T-ERRE aderisce al Manifesto per il Po
Un manifesto per salvare il Po ferito da clima e burocrazia
Una ventina di associazioni chiedono che il fiume diventi questione nazionale Troppi enti sovrapposti, ma mancano regole comuni. Appello alle istituzioni
GIUSEPPE SALVAGGIULO
TORINO
Ci ricordiamo del Po solo quando esonda o va in secca con l’acqua salata che risale dal mare per dodici chilometri. Affetto da malattie naturali e burocratiche, il grande fiume che taglia e accarezza il Nord è negletto. «Clinicamente morto, uscito sia dall’agenda politica che dall’immaginario collettivo», dice Paolo Pileri, urbanista del Politecnico di Milano. Il Po è trattato come un gigantesco serpente burocratico, non come una risorsa preziosa da proteggere, curare, valorizzare. Non come una questione politica nazionale. Per questo una ventina di associazioni ha promosso un «Manifesto per il Po», un grido di denuncia e di proposta senza precedenti che sarà discusso con le istituzioni martedì prossimo a Milano.
«L’idea è nata durante un convegno - racconta Luca Imberti, presidente lombardo dell’Istituto nazionale di urbanistica -. Ci siamo detti: al Po non serve un altro ente, ma una cosa nuova, una visione strategica e una rete leggera ma forte che tenga insieme le realtà già esistenti». Il lavoro che ha coinvolto esperti e associazioni ha prodotto un dossier («lo stato di salute del Po presenta aspetti critici, destinati ad acutizzarsi in conseguenza dei cambiamenti climatici») e la richiesta di «una presa di coscienza che non può essere demandata alla sommatoria di interventi frammentari».
Il dossier analizza le principali emergenze ambientali e spiega come l’intervento umano le aggravi, anziché risolverle. Nell’area padana ci sono 115 aree di interesse naturalistico riconosciute dall’Ue. Eppure gli ecosistemi sono sotto attacco. Per un verso i cambiamenti climatici alterano il Dna del fiume. I pesci, per esempio: gran parte delle specie native è minacciata, mentre almeno 22 di quelle attualmente censite sono esotiche (e in questo conteggio non sono considerati gli avvistamenti occasionali di piranha!).
Per altro verso, è in crisi il rapporto dell’uomo con il fiume. Le attività produttive succhiano acqua e scaricano scorie nel fiume, «che deve avere uno stomaco di ferro» anche se «il suo metabolismo soffre di non pochi acciacchi». I ponti sono fragili: quest’estate è stato chiuso quello di Casalmaggiore, quello della Becca alla confluenza del Ticino è sotto osservazione.

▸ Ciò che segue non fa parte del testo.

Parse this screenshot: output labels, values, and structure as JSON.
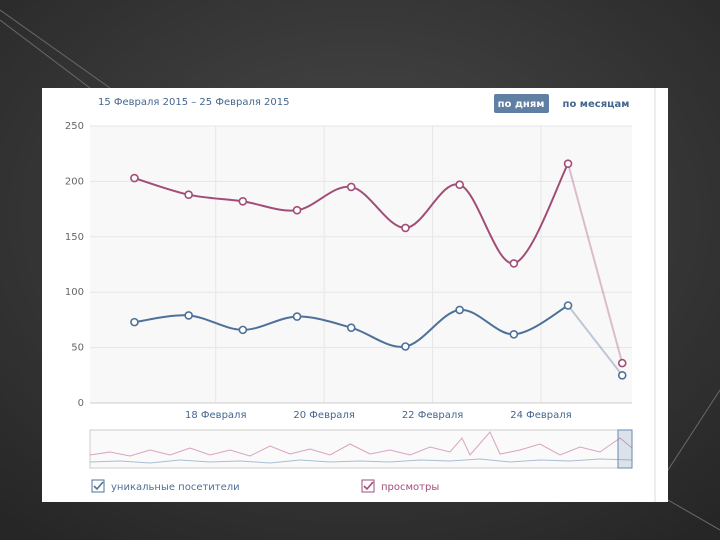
{
  "chart_data": {
    "type": "line",
    "title": "15 Февраля 2015 – 25 Февраля 2015",
    "buttons": [
      "по дням",
      "по месяцам"
    ],
    "x": [
      16.5,
      17.5,
      18.5,
      19.5,
      20.5,
      21.5,
      22.5,
      23.5,
      24.5,
      25.5
    ],
    "xlim": [
      15.68,
      25.68
    ],
    "xticks": [
      {
        "value": 18,
        "label": "18 Февраля"
      },
      {
        "value": 20,
        "label": "20 Февраля"
      },
      {
        "value": 22,
        "label": "22 Февраля"
      },
      {
        "value": 24,
        "label": "24 Февраля"
      }
    ],
    "ylim": [
      0,
      250
    ],
    "yticks": [
      0,
      50,
      100,
      150,
      200,
      250
    ],
    "grid": true,
    "series": [
      {
        "name": "уникальные посетители",
        "color": "#4d7198",
        "values": [
          73,
          79,
          66,
          78,
          68,
          51,
          84,
          62,
          88,
          25
        ]
      },
      {
        "name": "просмотры",
        "color": "#a24d78",
        "values": [
          203,
          188,
          182,
          174,
          195,
          158,
          197,
          126,
          216,
          36
        ]
      }
    ]
  }
}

Anche dal punto di vista istituzionale, il Po è un sistema complesso. Attraversa un bacino di 70 mila chilometri quadrati (pari alla superficie di uno Stato come l’Irlanda) in cui abitano 16 milioni di persone (come nei Paesi Bassi) e si forma il 40% della ricchezza italiana e il 46% dell’occupazione. Ma due terzi dei Comuni patiscono lo spopolamento. Nonostante ciò, il governo del Po è completamente estraneo al dibattito pubblico.
Non che manchino gli enti, i funzionari, gli uffici. Lungo 652 chilometri sono attivi otto parchi regionali e cinquanta aree protette di vario tipo. L’intera asta fluviale è gestita da due istituzioni dedicate: l’Autorità di bacino distrettuale e l’Agenzia interregionale. Poi ci sono l’Intesa interregionale per la navigazione interna, la Protezione civile, le quattro Regioni con i loro distinti piani paesaggistici e urbanistici, le immortali Province, i Consorzi di bonifica, i Contratti di fiume, i 187 Comuni. Molti enti, sostengono i promotori, non vuol dire molta tutela ma «una ragnatela di numerose e complicate competenze sui territori». Non si riesce ad avere una legge uguale su pesca e cave, a coordinare i prelievi idrici nei momenti di crisi, a unificare la segnaletica, a rendere omogenee le regole di navigazione.
Di qui l’idea della «rete» per coordinare non solo gli enti pubblici, ma anche le iniziative dal basso che potrebbero rendere il Po una formidabile attrazione turistica, grazie al paesaggio, alla gastronomia e a centinaia di beni culturali.
Ci stanno già provando i promotori di VenTo, progetto a basso costo e zero impatto di via ciclopedonale da Torino a Venezia sugli argini del fiume. Elaborato dal politecnico di Milano, dopo otto anni ha ottenuto due milioni di finanziamento pubblico. La bici è un mezzo, il fine è rianimare il Po.